Tesla Motors (NASDAQ:TSLA) could lose the ability to sell its all-electric cars in New Jersey after the state's Coalition of Automotive Retailers, or NJ CAR, challenged the company's disruptive business model of selling its vehicles directly to consumers. The upstart electric-vehicle maker knows this conflict all too well. Tesla has been fighting similar battles across the country as the company tries to revolutionize the way we buy cars today.
Tesla has been aggressively growing its retail footprint by opening up showrooms in busy malls around the country. As of November, the EV maker had 47 stores open in the U.S. and Canada, 22 in Europe, and four in the Asia-Pacific region.
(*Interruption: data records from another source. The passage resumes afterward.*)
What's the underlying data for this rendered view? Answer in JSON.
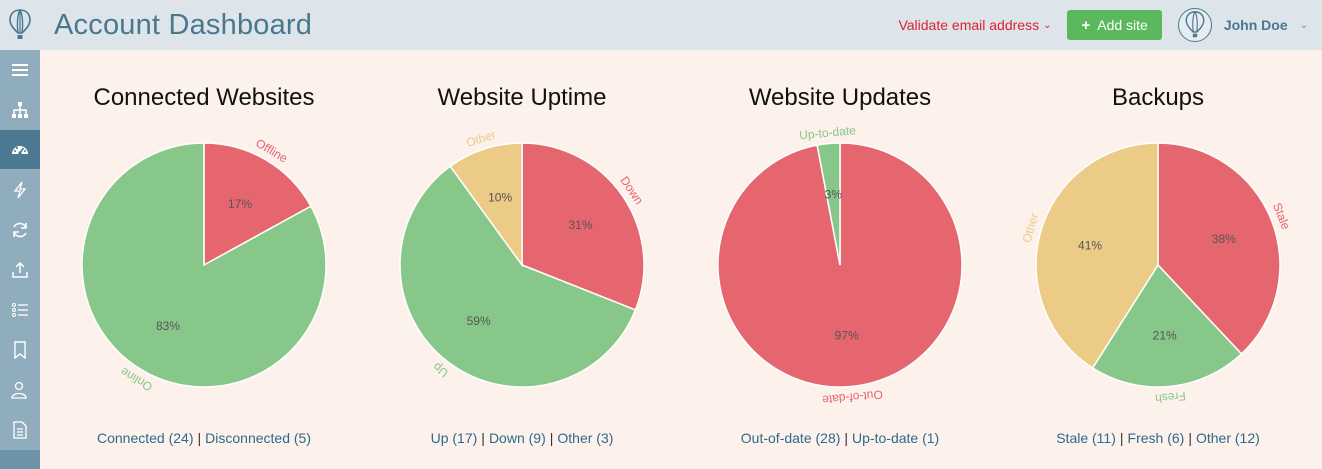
{
  "header": {
    "title": "Account Dashboard",
    "validate_label": "Validate email address",
    "add_site_label": "Add site",
    "user_name": "John Doe"
  },
  "sidebar": {
    "items": [
      {
        "icon": "menu-icon"
      },
      {
        "icon": "sitemap-icon"
      },
      {
        "icon": "dashboard-icon",
        "active": true
      },
      {
        "icon": "bolt-icon"
      },
      {
        "icon": "refresh-icon"
      },
      {
        "icon": "upload-icon"
      },
      {
        "icon": "list-icon"
      },
      {
        "icon": "bookmark-icon"
      },
      {
        "icon": "user-icon"
      },
      {
        "icon": "document-icon"
      }
    ]
  },
  "colors": {
    "green": "#88c78a",
    "red": "#e5666f",
    "yellow": "#ebcb86"
  },
  "chart_data": [
    {
      "type": "pie",
      "title": "Connected Websites",
      "slices": [
        {
          "label": "Offline",
          "value": 17,
          "color": "#e5666f"
        },
        {
          "label": "Online",
          "value": 83,
          "color": "#88c78a"
        }
      ],
      "legend": [
        {
          "text": "Connected (24)"
        },
        {
          "text": "Disconnected (5)"
        }
      ]
    },
    {
      "type": "pie",
      "title": "Website Uptime",
      "slices": [
        {
          "label": "Down",
          "value": 31,
          "color": "#e5666f"
        },
        {
          "label": "Up",
          "value": 59,
          "color": "#88c78a"
        },
        {
          "label": "Other",
          "value": 10,
          "color": "#ebcb86"
        }
      ],
      "legend": [
        {
          "text": "Up (17)"
        },
        {
          "text": "Down (9)"
        },
        {
          "text": "Other (3)"
        }
      ]
    },
    {
      "type": "pie",
      "title": "Website Updates",
      "slices": [
        {
          "label": "Out-of-date",
          "value": 97,
          "color": "#e5666f"
        },
        {
          "label": "Up-to-date",
          "value": 3,
          "color": "#88c78a"
        }
      ],
      "legend": [
        {
          "text": "Out-of-date (28)"
        },
        {
          "text": "Up-to-date (1)"
        }
      ]
    },
    {
      "type": "pie",
      "title": "Backups",
      "slices": [
        {
          "label": "Stale",
          "value": 38,
          "color": "#e5666f"
        },
        {
          "label": "Fresh",
          "value": 21,
          "color": "#88c78a"
        },
        {
          "label": "Other",
          "value": 41,
          "color": "#ebcb86"
        }
      ],
      "legend": [
        {
          "text": "Stale (11)"
        },
        {
          "text": "Fresh (6)"
        },
        {
          "text": "Other (12)"
        }
      ]
    }
  ]
}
Unfortunately, this retail strategy has made Tesla enemy No. 1 to the country's big auto dealers. Tesla's retail aspirations in New Jersey came to a head today after the company accused Gov. Chris Christie's administration of going back on its word to "delay a proposed anti-Tesla regulation so that the matter could be handled through a fair process in the Legislature."
Up to this point, Tesla has been working with both the New Jersey Motor Vehicle Commission and Christie's administration to sell its cars legally in the state. Tesla operates two retail stores and one service station in New Jersey. However, it warned that adoption of the regulation "would curtail Tesla's sales operations and jeopardize our existing retail licenses in the state."
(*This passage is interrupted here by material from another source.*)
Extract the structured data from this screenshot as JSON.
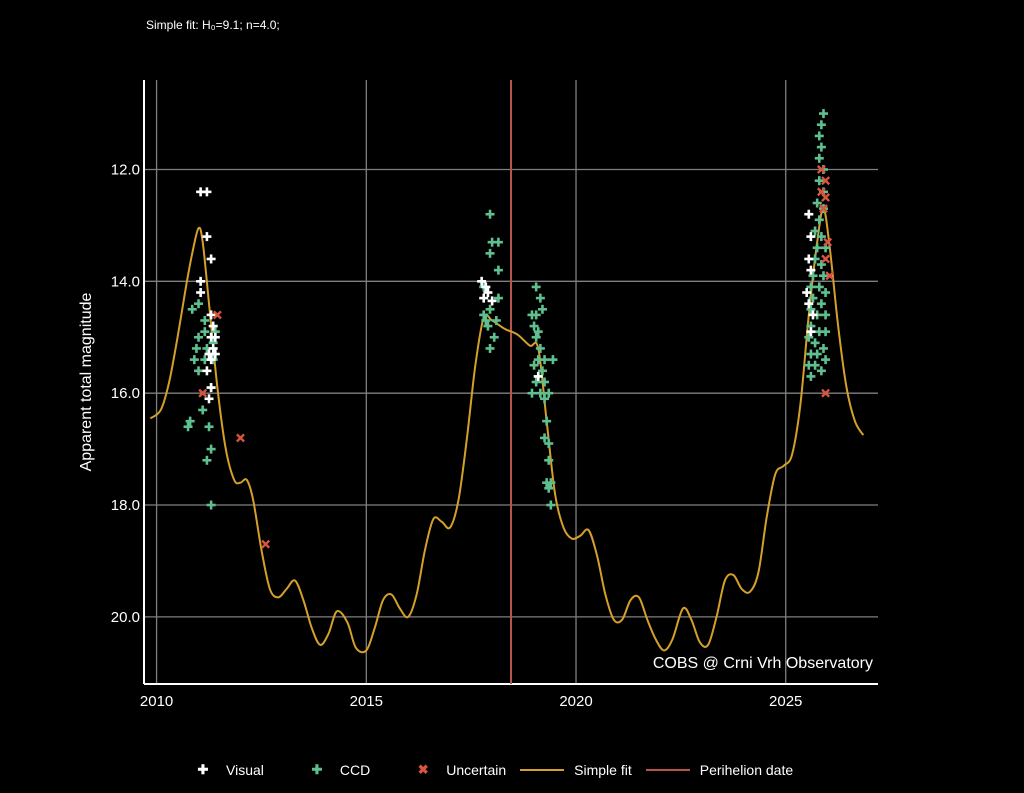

Ultimately, this law would ban Tesla from selling cars directly to consumers in New Jersey. On top of this, Tesla claimed that the New Jersey Motor Vehicle Commission has unjustly delayed the renewal of Tesla's current sales licenses. As a result, Tesla said it has been forced to delay its growth plans in the state. Not only do these actions hurt Tesla, but they also affect New Jersey citizens because the automaker would no longer be creating jobs in the state or investing in new store openings or service centers there.
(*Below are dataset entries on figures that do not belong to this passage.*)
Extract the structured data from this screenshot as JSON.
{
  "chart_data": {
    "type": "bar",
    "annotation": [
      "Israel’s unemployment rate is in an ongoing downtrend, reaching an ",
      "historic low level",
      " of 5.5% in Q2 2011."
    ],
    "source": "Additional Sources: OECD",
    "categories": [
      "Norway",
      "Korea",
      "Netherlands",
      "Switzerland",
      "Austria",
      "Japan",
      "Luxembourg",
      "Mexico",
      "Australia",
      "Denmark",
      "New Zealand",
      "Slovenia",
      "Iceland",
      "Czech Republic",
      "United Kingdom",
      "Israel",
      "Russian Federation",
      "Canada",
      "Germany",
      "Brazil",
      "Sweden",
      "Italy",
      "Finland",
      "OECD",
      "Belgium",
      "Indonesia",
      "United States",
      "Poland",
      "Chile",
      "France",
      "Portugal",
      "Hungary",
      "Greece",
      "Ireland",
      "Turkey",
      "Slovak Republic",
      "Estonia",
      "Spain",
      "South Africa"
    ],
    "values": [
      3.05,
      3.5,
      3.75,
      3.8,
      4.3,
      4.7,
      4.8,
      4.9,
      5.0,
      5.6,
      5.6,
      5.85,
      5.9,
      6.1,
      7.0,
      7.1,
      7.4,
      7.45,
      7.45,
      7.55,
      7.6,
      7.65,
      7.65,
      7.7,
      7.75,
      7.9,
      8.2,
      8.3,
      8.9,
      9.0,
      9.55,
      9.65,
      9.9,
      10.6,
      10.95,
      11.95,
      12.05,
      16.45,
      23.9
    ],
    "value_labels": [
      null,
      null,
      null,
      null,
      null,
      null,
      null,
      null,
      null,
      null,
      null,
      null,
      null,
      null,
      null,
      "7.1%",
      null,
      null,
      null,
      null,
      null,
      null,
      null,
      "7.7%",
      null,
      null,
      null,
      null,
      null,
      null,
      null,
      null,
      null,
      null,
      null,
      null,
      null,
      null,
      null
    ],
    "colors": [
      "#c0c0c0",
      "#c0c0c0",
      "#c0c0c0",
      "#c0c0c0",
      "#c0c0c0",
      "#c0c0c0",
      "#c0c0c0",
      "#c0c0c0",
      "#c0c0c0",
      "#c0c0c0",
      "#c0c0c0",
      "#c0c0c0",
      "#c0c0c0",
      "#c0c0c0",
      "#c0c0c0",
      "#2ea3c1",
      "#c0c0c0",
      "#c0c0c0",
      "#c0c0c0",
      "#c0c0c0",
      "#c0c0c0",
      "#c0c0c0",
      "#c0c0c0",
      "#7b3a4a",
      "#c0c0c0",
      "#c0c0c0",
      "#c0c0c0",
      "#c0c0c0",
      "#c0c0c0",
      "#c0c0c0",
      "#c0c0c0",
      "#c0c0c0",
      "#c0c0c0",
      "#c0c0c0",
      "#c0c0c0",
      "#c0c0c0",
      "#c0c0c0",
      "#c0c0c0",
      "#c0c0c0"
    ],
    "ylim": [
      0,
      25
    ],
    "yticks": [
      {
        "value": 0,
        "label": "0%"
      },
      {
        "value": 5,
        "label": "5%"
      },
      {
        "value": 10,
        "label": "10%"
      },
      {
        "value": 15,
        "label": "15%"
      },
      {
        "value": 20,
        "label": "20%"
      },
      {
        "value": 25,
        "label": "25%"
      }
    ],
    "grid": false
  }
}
New Jersey approved this rule to ban direct auto sales this afternoon. That means Tesla may be forced to close up operations in New Jersey.
New Jersey is the third state in the U.S. to ban Tesla from selling directly to consumers, following Texas and Arizona, which have sided with the vehicle dealerships that spend millions of dollars each year lobbying for auto franchise rules.
Shares of Tesla were down less than 1% on this news. While Tesla may have lost this battle, it certainly hasn't lost the war.